SINJAI, Jendela Satu— Bupati Sinjai lagi-lagi menunjukkan taringnya untuk meningkatkan pelayanan masyarakat.Kali ini Bupati Sinjai, Hj.Ratnawati Arif melantik 44 penjabat strategis, Rabu 08 Juli 2026.
Mereka yang dilantik dari jabatan Administrator, Jabatan Pengawas dan Pejabat Fungsional hingga jajaran Dinas Kesehatan (Dinkes).
Salah satu yang dilantik ialah Pelaksana Tugas (PLT) Kepala Puskesmas (Kapus) Samaenre Ernawati.
Ernawati yang sebelumnya jadi PLT kini dilantik sebagai Kapus Samaenre.
sebelumnya, di kepemimpinan Ernawati
sudah berkali-kali dikeluhkan masyarakat.
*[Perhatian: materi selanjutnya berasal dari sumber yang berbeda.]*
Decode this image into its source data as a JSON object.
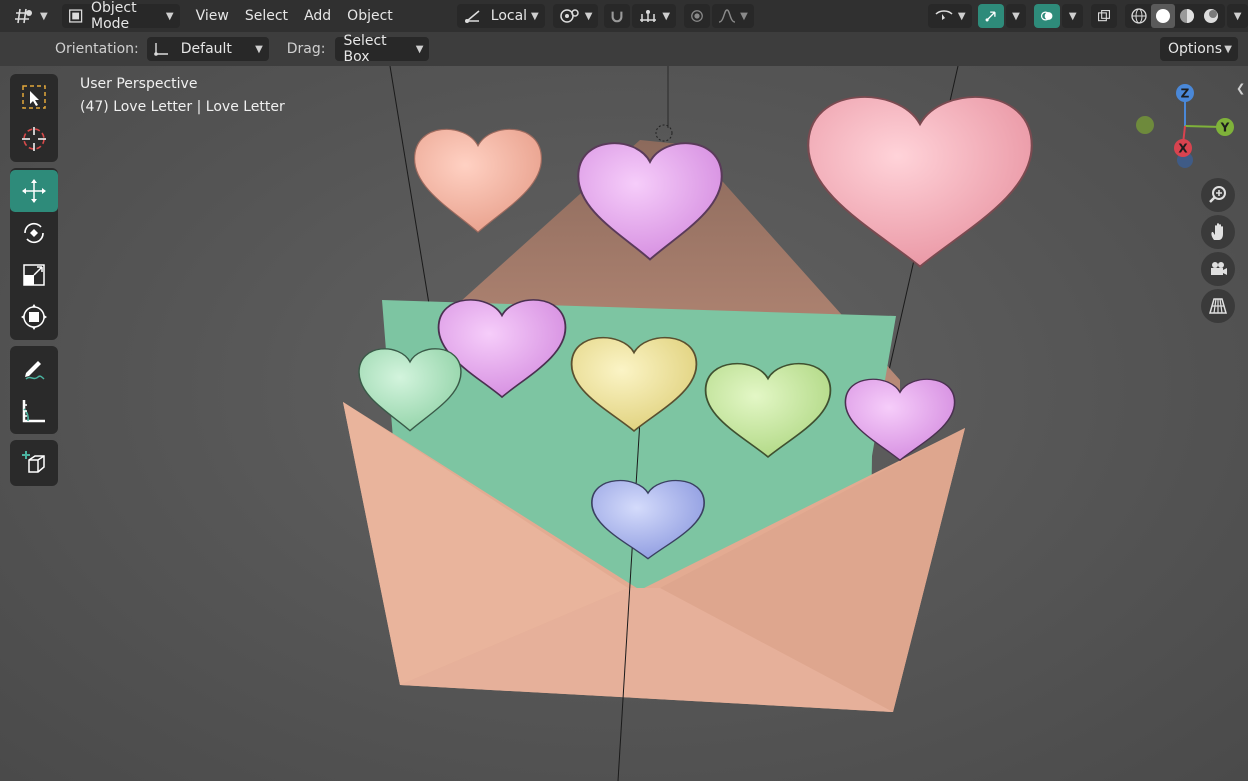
{
  "header": {
    "mode_label": "Object Mode",
    "menus": [
      "View",
      "Select",
      "Add",
      "Object"
    ],
    "transform_orientation": "Local"
  },
  "subheader": {
    "orientation_label": "Orientation:",
    "orientation_value": "Default",
    "drag_label": "Drag:",
    "drag_value": "Select Box",
    "options_label": "Options"
  },
  "viewport": {
    "perspective_label": "User Perspective",
    "object_info": "(47) Love Letter | Love Letter"
  },
  "gizmo": {
    "z": "Z",
    "y": "Y",
    "x": "X"
  },
  "colors": {
    "accent": "#2e8b7a",
    "header_bg": "#303030",
    "viewport_bg": "#595959",
    "envelope": "#e5ad94",
    "letter": "#7fc6a4",
    "heart_pink": "#f3a9b4",
    "heart_peach": "#f6b3a0",
    "heart_purple": "#e6a6ee",
    "heart_yellow": "#f0e39a",
    "heart_green": "#c6e89a",
    "heart_mint": "#a9e3bd",
    "heart_blue": "#a8b4ee"
  }
}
Bagaimana tidak, diduga pasien yang hendak berobat di tempat tersebut diduga ditolak.
Hal tersebut membuat warga geram dengan pelayanan Puskesmas Samaenre.
Seperti halnya yang dialami oleh kerabat Malik.
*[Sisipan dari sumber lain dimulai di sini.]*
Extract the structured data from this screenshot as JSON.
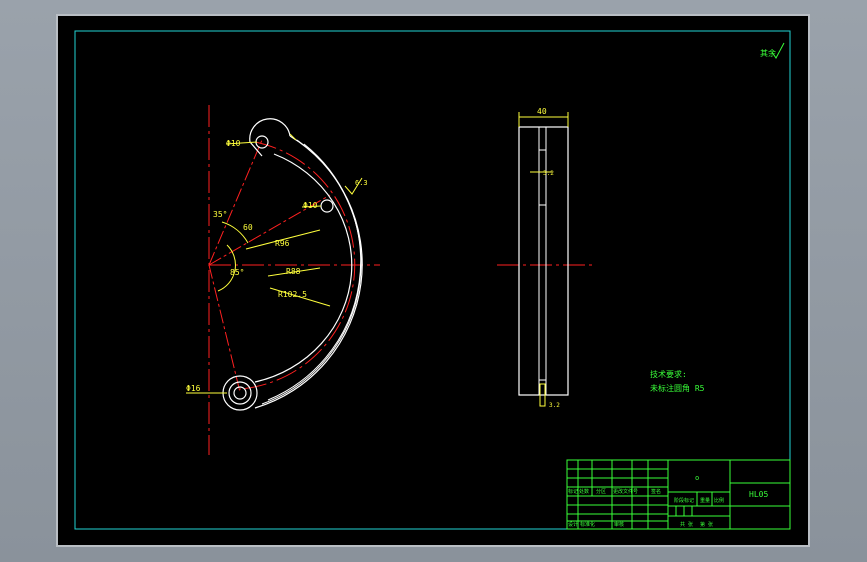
{
  "dimensions": {
    "phi10_top": "Φ10",
    "phi10_mid": "Φ10",
    "phi16_bottom": "Φ16",
    "angle_35": "35°",
    "dim_60": "60",
    "r96": "R96",
    "r88": "R88",
    "r1025": "R102.5",
    "angle_inner": "85°",
    "roughness_arc": "6.3",
    "side_width": "40",
    "side_tol": "3.2",
    "side_bottom": "3.2"
  },
  "corner_mark": "其余",
  "notes": {
    "title": "技术要求:",
    "line1": "未标注圆角 R5"
  },
  "title_block": {
    "center_mark": "o",
    "drawing_no": "HL05",
    "row_labels": [
      "标记",
      "处数",
      "分区",
      "更改文件号",
      "签名"
    ],
    "mid_labels": [
      "阶段标记",
      "重量",
      "比例"
    ],
    "bottom_labels": [
      "设计",
      "标准化",
      "审核"
    ],
    "sheet_labels": [
      "共 张",
      "第 张"
    ]
  },
  "colors": {
    "outline": "#ffffff",
    "center_line": "#ff2020",
    "dimension": "#ffff3c",
    "frame": "#39ff39"
  }
}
Saat adiknya hendak mendapatkan perawatan, namun hanya mendapat kabar yang tidak menyenangkan.
Adiknya diduga ditolak dirawat gegara belum cukup lima hari sakit.
“Adik saya sakit parah, tapi ditolak untuk dirawat,” ujar Malik pada Kamis 18 Juni 2026.
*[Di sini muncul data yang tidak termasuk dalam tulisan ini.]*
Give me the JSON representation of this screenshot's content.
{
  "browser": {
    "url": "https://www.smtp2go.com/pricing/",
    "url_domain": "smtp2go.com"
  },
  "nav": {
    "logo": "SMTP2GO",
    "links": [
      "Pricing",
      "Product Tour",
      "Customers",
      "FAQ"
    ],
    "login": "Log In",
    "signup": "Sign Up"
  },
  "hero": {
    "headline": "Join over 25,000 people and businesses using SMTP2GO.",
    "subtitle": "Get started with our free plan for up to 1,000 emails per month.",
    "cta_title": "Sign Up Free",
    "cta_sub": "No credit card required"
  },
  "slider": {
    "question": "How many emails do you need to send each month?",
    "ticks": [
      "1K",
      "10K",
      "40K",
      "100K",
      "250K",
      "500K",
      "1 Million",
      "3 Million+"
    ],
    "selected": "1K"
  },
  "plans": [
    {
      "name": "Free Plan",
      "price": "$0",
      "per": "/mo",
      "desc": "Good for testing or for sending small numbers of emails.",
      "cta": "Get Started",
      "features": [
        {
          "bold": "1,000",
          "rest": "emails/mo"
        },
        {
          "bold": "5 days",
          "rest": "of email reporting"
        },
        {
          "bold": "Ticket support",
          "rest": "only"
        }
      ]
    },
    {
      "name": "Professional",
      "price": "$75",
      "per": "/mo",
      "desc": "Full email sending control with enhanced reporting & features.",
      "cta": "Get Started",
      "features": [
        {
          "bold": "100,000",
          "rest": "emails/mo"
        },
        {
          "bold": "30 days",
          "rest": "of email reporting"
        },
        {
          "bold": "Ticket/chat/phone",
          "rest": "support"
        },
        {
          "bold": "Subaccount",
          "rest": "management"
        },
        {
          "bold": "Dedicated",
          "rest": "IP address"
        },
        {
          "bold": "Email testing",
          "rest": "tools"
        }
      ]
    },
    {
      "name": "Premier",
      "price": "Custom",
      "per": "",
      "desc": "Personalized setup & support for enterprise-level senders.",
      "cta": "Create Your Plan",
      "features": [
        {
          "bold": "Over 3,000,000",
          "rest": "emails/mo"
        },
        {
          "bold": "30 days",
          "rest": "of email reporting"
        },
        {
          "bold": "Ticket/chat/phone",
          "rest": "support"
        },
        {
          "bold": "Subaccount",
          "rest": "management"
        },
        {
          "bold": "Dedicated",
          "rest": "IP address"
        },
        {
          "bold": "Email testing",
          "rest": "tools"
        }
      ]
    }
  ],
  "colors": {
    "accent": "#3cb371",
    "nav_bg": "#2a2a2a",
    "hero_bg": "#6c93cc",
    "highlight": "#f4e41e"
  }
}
Lebih lanjut, Malik, bahwa dirinya sempat menjelaskan ke Perawat terkait kondisi adiknya, namun tetap tidak diberikan izin untuk dirawat.
“Saya sampaikan bahwa adik saya sudah beberapa hari sakit, bahkan keluarga kami jelaskan kondisinya, namun tetap ditolak,” jelasnya.
Namun dengan hal tersebut, taring Dinkes tetap gigih melakukan pelantikan besar besaran di tingkat Puskesmas.
Sebelumnya, aktivis ramai-ramai minta agar Kapus Samaenre untuk dicopot.
Seperti halnya yang disampaikan M.Agung Wirawan bahwa hal tersebut tak seharusnya dilakukan oleh kalangan Puskesmas.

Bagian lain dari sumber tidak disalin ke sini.